La cour réforme en conséquence le jugement dont appel et dit le recours originaire non fondé.

Intérêt de la décision

Ainsi, après avoir ordonné la réouverture des débats, un arrêt de la Cour du travail de Mons du 19 mai 2010 (R.G. n° 21.109, commenté également) adopte la même analyse
d’inconstitutionnalité des sanctions prévues dans le cadre du plan d’activation par l’arrêté royal du 25 novembre 1991 que celle du jugement réformé par l’arrêt de la Cour du travail de Bruxelles du 20 mai 2010 ici commenté. Elle se réfère abondamment à ce jugement a quo qui avait notamment souligné que l’introduction de la possibilité d’un sursis ne serait pas de nature à déforcer l’effectivité des mesures adoptées par l’arrêté royal du 4 juillet 2004 en rendant aléatoire la réalisation du double objectif poursuivi par ces mesures : d’une part, le contrôle renforcé du caractère involontaire du chômage, mais aussi l’accroissement des chances de l’intéressé de retrouver un emploi.

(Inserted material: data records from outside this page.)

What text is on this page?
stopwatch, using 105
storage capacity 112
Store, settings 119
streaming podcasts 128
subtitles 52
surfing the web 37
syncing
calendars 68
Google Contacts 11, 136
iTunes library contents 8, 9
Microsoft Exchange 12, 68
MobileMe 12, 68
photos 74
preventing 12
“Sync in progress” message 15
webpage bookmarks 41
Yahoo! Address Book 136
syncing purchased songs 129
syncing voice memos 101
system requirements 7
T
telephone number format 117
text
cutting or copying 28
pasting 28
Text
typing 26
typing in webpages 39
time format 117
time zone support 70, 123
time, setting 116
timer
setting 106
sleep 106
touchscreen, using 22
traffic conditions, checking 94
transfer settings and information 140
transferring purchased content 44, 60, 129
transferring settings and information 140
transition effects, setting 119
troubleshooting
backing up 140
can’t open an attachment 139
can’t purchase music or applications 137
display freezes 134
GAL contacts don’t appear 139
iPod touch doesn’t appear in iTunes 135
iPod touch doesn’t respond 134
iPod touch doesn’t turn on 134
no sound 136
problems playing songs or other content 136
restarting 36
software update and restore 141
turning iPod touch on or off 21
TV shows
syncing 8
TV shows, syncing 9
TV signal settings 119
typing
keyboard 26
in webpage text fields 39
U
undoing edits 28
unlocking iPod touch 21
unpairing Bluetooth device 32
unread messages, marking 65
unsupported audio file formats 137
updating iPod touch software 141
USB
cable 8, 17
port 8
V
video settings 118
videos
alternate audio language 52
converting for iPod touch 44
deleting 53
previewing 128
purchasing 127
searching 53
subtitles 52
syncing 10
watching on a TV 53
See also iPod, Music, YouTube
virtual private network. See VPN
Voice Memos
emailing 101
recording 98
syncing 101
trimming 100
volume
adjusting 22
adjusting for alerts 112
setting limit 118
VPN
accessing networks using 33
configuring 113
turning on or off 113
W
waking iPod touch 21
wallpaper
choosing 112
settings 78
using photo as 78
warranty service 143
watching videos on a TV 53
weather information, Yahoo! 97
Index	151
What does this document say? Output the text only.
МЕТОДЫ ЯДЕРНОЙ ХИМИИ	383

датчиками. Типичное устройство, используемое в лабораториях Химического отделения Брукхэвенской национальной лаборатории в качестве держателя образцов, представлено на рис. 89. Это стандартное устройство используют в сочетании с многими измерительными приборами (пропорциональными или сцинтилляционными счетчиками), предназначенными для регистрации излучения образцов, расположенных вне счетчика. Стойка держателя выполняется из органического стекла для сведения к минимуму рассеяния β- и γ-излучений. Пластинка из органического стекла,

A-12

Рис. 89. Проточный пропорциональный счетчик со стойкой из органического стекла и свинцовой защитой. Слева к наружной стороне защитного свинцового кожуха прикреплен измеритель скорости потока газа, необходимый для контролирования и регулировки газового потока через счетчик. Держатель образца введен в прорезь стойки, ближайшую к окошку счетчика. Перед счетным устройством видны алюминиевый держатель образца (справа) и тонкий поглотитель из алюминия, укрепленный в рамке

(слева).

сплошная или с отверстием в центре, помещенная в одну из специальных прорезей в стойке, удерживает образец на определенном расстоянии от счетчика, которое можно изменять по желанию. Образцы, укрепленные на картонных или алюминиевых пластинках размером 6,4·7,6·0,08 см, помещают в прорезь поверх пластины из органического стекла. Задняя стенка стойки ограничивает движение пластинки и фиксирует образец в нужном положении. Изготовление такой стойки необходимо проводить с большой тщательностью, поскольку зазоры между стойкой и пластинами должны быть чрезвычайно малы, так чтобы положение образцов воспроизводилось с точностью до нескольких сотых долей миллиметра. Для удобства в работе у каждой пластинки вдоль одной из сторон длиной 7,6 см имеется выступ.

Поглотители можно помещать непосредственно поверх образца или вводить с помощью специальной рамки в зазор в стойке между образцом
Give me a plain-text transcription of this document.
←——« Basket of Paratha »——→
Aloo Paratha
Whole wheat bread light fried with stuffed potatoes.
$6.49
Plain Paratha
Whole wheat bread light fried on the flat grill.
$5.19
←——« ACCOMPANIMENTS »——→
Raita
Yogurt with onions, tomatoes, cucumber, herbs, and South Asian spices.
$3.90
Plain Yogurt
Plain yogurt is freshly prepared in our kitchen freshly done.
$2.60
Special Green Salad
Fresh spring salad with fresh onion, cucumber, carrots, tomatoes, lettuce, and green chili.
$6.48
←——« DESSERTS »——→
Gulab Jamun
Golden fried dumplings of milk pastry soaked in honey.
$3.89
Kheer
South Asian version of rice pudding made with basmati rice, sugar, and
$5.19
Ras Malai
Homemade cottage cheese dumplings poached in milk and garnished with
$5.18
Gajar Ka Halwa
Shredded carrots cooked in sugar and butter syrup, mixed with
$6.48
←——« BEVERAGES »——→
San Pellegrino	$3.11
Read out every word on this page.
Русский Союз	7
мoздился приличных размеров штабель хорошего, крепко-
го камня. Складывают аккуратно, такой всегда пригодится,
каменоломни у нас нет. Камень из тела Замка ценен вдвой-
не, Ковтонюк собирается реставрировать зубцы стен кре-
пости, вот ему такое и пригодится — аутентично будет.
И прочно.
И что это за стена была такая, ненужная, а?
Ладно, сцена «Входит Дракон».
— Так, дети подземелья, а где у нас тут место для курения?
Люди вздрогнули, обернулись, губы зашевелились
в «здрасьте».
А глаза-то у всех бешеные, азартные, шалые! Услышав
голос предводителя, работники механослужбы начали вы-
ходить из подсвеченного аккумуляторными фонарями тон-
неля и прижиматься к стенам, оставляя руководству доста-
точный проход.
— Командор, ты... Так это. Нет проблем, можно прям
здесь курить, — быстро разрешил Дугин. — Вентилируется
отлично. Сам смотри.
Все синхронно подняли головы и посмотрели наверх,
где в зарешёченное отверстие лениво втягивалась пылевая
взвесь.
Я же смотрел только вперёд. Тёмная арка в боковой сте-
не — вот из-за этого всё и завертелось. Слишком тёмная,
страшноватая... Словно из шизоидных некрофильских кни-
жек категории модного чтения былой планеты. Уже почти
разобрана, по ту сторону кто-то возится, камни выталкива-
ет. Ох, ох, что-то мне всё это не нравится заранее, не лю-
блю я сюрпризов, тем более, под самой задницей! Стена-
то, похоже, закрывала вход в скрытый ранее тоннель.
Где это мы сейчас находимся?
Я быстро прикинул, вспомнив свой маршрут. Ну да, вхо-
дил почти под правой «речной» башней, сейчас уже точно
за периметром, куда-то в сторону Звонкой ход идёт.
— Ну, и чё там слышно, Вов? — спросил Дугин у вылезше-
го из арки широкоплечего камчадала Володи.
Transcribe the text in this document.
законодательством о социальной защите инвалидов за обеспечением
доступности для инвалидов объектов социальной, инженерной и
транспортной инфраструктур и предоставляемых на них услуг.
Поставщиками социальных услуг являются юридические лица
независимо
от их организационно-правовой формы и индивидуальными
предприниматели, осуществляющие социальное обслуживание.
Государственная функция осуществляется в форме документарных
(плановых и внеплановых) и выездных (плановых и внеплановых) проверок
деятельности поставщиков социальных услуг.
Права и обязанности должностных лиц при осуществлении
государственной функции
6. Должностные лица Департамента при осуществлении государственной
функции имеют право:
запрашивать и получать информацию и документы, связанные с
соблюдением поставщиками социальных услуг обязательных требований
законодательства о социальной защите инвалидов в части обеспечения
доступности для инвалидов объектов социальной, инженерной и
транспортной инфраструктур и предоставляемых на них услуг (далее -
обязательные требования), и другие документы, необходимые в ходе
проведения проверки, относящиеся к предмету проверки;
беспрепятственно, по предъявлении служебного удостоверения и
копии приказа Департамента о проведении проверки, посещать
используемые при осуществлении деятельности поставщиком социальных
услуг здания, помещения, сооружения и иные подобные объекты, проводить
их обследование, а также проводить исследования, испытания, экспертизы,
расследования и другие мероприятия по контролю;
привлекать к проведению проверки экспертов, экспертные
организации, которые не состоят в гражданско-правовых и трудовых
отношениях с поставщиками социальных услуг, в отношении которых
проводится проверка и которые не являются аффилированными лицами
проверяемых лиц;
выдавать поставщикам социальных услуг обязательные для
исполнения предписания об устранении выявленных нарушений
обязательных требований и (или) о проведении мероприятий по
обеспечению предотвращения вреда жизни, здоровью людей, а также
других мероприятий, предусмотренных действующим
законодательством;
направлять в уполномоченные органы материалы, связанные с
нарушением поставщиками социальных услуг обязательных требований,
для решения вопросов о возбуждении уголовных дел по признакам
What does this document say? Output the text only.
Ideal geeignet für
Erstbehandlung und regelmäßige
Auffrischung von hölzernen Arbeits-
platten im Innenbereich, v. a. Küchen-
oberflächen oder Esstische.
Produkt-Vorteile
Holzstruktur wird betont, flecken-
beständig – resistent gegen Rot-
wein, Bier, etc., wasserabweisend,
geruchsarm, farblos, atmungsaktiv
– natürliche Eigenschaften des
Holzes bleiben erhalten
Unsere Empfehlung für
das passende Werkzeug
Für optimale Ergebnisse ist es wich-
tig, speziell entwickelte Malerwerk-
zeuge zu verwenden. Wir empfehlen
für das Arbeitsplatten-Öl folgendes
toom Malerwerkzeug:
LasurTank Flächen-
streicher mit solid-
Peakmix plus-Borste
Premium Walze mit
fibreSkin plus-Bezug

La Cour du travail de Liège (section de Namur) a également ordonné la réouverture des débats sur la même question (arrêt du 17/11/2009 RG8825/09) puis, sur cette réouverture, conclu que celle-ci était devenue sans intérêt, dans la mesure où la mesure d’exclusion avait une nature pénale, ce qui lui permettait de moduler la sanction (arrêt du 22/06/2010). Ces arrêts sont également commentés.